PTTG1 has tumorigenic activity and is highly expressed in various tumor types (40). Studies have shown that PTTG1 was overexpressed in esophageal cancer and associated with endocrine therapy resistance in breast cancer (41,42). Yoon et al (40) showed that the PTTG1 oncogene promoted tumor malignancy via epithelial-to-mesenchymal expansion of the cancer stem cell population. Hamid et al (43) found that PTTG1 promoted tumorigenesis in human embryonic kidney cells. A study by Li et al (44) indicated that PTTG1 promoted migration and invasion of human non-small cell lung cancer cells. Panguluri et al (45) showed that PTTG1 was an important target gene for ovarian cancer therapy. In the present study, PTTG1 was found to be overexpressed in lung cancer tissues and regulated by LMO2. LMO2 is an important regulator in determining cell fate and controlling cell growth and differentiation (46). Nakata et al (47) found that LMO2 was a novel predictive biomarker with the potential to enhance the accuracy of prognoses for pancreatic cancer. Yamada et al (48) showed that LMO2 is a key regulator of tumour angiogenesis. Combined with the above studies, the present study indicated that PTTG1 may have important roles in the progression of lung cancer and that it may represent a therapeutic target.

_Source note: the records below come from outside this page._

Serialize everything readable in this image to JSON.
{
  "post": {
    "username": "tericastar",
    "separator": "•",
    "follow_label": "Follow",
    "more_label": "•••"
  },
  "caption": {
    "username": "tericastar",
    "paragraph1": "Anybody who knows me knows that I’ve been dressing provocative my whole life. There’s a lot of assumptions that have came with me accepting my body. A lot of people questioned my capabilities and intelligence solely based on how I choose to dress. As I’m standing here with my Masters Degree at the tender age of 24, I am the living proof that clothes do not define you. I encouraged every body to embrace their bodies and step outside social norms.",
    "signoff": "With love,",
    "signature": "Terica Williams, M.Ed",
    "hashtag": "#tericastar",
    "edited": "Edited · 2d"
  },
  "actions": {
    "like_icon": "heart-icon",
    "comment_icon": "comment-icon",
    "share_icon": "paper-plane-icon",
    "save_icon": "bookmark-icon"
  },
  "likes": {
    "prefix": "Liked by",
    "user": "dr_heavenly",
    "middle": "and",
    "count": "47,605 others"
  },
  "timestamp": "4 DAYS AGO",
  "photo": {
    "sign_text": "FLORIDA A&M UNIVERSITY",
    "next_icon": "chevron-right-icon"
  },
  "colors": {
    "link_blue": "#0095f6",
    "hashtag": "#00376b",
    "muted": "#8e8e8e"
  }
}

In conclusion, the bioinformatics analysis of the present study indicated that IL-6, MMP9 and PTTG1 may have key roles in the progression and development of lung cancer. They may be used as prognostic biomarkers as well as specific therapeutic targets for the treatment of lung cancer. However, molecular biology experiments are required to confirm these findings.